Mental health issues can also be amplified during the holidays. With friends and families gathering around each other, it can be difficult if you have issues with needing to be alone or being introverted. Solitude to “recharge” your social battery is hard to come by when your house is crammed with people you haven’t seen or spoken to in months, and it an be overwhelming. The same goes for those with anxiety disorders. The opposite can also be true. Being alone or isolated on the holidays can be incredibly depressing and seeing pictures of people surrounded by others who care about them can really bring down your self-esteem and mental state.

Here’s how to cope. If your relatives are the issue, avoid them. This can be done by ignoring them when they start being problematic to you. Give them a curt smile, answer the bare minimum of the questions they ask you, and leave the conversation whenever the opportunity strikes. You can also step out for a walk to clear your head, which is easier to do if your house is packed. If all else fails, hide in the bathroom and pretend you accidentally locked yourself in. You could also try to help in the kitchen if that’s not stressful, making something with your hands can be soothing.

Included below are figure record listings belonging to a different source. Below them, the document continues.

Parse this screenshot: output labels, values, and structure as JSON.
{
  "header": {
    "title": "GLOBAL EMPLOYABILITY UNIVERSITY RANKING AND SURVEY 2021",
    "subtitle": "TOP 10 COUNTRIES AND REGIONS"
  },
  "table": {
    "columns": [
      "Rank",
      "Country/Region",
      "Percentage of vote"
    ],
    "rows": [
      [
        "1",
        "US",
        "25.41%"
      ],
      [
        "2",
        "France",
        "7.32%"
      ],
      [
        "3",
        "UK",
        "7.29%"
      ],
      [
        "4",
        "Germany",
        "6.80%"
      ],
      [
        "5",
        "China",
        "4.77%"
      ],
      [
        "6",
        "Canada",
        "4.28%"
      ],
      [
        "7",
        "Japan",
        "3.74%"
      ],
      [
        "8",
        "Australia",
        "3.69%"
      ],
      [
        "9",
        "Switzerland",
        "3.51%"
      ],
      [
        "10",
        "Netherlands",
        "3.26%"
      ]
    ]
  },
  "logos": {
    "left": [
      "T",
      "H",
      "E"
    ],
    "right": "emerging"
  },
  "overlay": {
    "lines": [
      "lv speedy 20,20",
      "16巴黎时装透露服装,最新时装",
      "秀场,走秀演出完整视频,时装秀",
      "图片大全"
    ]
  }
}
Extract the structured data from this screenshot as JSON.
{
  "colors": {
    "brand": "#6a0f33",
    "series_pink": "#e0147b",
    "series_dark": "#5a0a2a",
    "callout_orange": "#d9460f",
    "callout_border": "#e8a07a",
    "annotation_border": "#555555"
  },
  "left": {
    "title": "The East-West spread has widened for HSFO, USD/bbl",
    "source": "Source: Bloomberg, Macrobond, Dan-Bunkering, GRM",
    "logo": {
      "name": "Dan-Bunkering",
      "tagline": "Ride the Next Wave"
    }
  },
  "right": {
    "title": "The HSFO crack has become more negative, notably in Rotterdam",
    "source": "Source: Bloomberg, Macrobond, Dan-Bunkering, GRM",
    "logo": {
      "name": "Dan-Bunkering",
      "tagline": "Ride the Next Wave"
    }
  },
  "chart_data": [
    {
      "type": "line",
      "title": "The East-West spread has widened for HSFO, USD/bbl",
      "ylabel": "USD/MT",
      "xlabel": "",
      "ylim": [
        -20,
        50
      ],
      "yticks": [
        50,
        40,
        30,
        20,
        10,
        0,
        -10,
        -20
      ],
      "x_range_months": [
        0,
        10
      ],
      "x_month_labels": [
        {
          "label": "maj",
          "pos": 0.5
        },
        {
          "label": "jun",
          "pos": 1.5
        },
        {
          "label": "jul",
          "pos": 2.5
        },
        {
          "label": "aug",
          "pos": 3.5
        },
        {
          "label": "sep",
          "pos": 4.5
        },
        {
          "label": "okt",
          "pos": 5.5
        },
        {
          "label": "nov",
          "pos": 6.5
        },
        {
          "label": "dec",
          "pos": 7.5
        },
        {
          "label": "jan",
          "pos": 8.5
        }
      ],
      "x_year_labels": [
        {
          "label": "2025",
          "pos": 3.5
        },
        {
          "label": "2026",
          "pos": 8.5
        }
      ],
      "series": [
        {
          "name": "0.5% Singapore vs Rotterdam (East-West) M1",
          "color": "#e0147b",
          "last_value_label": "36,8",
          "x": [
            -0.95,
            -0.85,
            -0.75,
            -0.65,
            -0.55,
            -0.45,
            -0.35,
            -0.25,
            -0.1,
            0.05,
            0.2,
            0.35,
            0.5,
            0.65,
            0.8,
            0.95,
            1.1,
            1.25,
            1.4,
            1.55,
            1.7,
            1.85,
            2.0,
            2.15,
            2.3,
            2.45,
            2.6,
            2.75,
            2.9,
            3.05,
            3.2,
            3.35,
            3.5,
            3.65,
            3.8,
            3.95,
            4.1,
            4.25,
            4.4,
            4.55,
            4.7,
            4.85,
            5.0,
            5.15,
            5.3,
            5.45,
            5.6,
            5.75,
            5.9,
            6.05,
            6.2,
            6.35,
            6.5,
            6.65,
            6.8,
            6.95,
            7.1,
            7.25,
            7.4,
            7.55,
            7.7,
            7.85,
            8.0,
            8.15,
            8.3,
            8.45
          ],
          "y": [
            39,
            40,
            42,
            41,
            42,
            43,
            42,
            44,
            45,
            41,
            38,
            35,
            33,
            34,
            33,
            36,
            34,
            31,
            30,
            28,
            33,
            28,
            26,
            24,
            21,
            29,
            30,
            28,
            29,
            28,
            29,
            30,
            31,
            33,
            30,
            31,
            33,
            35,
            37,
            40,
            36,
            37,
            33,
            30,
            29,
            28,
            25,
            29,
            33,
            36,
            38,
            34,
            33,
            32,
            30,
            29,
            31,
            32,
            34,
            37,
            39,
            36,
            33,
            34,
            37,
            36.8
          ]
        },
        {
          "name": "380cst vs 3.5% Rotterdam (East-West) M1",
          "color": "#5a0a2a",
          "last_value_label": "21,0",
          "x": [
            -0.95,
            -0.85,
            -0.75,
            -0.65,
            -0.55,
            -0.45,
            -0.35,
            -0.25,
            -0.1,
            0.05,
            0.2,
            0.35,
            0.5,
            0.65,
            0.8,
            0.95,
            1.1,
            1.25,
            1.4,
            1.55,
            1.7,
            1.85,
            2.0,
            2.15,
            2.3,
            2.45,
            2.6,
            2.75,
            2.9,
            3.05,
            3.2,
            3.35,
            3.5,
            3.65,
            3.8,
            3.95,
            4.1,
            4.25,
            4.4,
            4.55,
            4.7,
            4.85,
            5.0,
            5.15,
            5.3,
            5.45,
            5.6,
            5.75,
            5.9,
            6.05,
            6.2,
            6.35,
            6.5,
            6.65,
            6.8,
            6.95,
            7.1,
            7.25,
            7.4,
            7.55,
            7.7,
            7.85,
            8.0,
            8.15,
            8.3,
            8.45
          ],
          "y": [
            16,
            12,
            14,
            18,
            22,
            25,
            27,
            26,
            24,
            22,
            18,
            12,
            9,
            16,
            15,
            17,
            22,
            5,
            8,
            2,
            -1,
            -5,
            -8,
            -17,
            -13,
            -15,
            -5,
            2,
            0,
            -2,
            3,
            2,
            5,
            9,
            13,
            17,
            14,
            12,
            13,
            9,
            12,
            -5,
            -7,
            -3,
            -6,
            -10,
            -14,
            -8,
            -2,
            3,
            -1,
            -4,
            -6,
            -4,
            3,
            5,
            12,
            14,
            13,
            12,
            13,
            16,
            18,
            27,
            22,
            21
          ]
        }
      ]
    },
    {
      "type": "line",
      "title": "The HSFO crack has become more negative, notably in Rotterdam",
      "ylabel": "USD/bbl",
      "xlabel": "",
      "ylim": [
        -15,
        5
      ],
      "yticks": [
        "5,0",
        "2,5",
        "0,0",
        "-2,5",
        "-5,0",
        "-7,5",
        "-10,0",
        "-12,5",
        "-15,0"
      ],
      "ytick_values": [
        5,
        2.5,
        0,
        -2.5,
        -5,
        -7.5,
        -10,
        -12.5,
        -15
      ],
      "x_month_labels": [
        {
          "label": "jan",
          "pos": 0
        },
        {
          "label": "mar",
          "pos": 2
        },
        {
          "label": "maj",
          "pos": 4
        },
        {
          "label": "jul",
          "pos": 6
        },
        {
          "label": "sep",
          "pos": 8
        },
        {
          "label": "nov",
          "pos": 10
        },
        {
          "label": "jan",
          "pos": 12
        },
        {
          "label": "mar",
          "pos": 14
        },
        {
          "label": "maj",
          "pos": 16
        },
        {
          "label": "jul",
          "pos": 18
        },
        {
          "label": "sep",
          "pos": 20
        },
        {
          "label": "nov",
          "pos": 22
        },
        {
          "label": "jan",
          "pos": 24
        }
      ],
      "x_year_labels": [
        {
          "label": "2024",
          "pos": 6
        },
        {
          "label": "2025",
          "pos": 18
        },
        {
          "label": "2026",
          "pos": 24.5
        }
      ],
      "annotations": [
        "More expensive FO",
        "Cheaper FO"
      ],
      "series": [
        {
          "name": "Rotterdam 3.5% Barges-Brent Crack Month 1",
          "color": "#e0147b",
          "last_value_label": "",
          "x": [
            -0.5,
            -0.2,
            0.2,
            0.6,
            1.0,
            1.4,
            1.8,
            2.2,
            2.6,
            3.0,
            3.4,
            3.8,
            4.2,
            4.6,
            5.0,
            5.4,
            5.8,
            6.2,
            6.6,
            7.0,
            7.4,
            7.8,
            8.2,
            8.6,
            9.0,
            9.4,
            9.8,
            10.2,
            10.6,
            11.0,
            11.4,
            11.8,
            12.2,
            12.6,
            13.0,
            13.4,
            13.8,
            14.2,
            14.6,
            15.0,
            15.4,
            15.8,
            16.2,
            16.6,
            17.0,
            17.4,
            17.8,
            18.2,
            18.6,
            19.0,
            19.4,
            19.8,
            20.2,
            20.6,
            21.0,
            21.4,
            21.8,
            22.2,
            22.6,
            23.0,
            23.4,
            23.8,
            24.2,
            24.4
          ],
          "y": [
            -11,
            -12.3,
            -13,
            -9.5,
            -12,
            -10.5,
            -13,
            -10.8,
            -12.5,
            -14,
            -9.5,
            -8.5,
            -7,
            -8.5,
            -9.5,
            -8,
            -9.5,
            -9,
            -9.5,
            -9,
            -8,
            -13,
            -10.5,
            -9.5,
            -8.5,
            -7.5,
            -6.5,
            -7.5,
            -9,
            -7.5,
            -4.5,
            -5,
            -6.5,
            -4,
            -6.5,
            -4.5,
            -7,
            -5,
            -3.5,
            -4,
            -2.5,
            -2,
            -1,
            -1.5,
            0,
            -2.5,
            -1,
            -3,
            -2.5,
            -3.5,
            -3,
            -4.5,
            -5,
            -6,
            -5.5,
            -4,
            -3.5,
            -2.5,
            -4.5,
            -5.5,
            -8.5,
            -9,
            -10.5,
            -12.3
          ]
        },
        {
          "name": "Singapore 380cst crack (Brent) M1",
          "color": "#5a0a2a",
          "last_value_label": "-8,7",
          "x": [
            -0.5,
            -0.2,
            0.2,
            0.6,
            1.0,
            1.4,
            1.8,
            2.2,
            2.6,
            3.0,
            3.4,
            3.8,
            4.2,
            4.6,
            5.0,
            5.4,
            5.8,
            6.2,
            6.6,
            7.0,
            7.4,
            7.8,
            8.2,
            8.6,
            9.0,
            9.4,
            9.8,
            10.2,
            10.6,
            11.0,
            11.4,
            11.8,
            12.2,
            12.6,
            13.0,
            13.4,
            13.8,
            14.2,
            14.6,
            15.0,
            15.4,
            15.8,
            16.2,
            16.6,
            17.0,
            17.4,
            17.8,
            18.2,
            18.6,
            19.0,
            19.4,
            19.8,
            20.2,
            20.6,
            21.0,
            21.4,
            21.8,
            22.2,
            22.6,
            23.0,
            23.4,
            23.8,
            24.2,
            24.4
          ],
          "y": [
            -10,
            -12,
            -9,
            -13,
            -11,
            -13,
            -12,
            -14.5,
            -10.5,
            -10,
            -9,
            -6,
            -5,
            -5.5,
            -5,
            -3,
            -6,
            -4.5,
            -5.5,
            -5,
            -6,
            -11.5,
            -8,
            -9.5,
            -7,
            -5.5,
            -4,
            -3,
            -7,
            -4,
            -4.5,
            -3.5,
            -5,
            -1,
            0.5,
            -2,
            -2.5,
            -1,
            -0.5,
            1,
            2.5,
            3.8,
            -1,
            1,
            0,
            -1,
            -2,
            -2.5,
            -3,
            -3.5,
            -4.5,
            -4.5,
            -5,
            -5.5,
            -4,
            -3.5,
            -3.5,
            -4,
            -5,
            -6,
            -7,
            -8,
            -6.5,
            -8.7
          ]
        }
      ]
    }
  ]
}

If you’re reaching a really bad point in your mental health or you’re at a breaking point, the best thing to do is disconnect from your stressful surroundings for a while. This can be done a variety of ways, but it’s good to stick to ways that don’t harm your body like drugs or alcohol will. A couple of good ways to take a break are on the App Store. The app calmharm helps you to back down from a painful and dangerous mental state and become more comfortable in your situation. It’s also user-friendly and simple to set up.

Another method of calming oneself down from a heightened mental state is the 5-4-3-2-1 method. Find five things you can see, four things you can touch, three things you can hear, two things you can smell, and one thing you can taste. This is only one method for bringing oneself back down to earth, there are many other anxiety-ridding breathing exercises to become less panicked and stop hyperventilating.

 If things get really, really bad, the self-harm text hotline is CONNECT to 741741 or the anxiety/panic hotline is 1-800-950-6264. Stay mentally healthy this holiday season and good luck.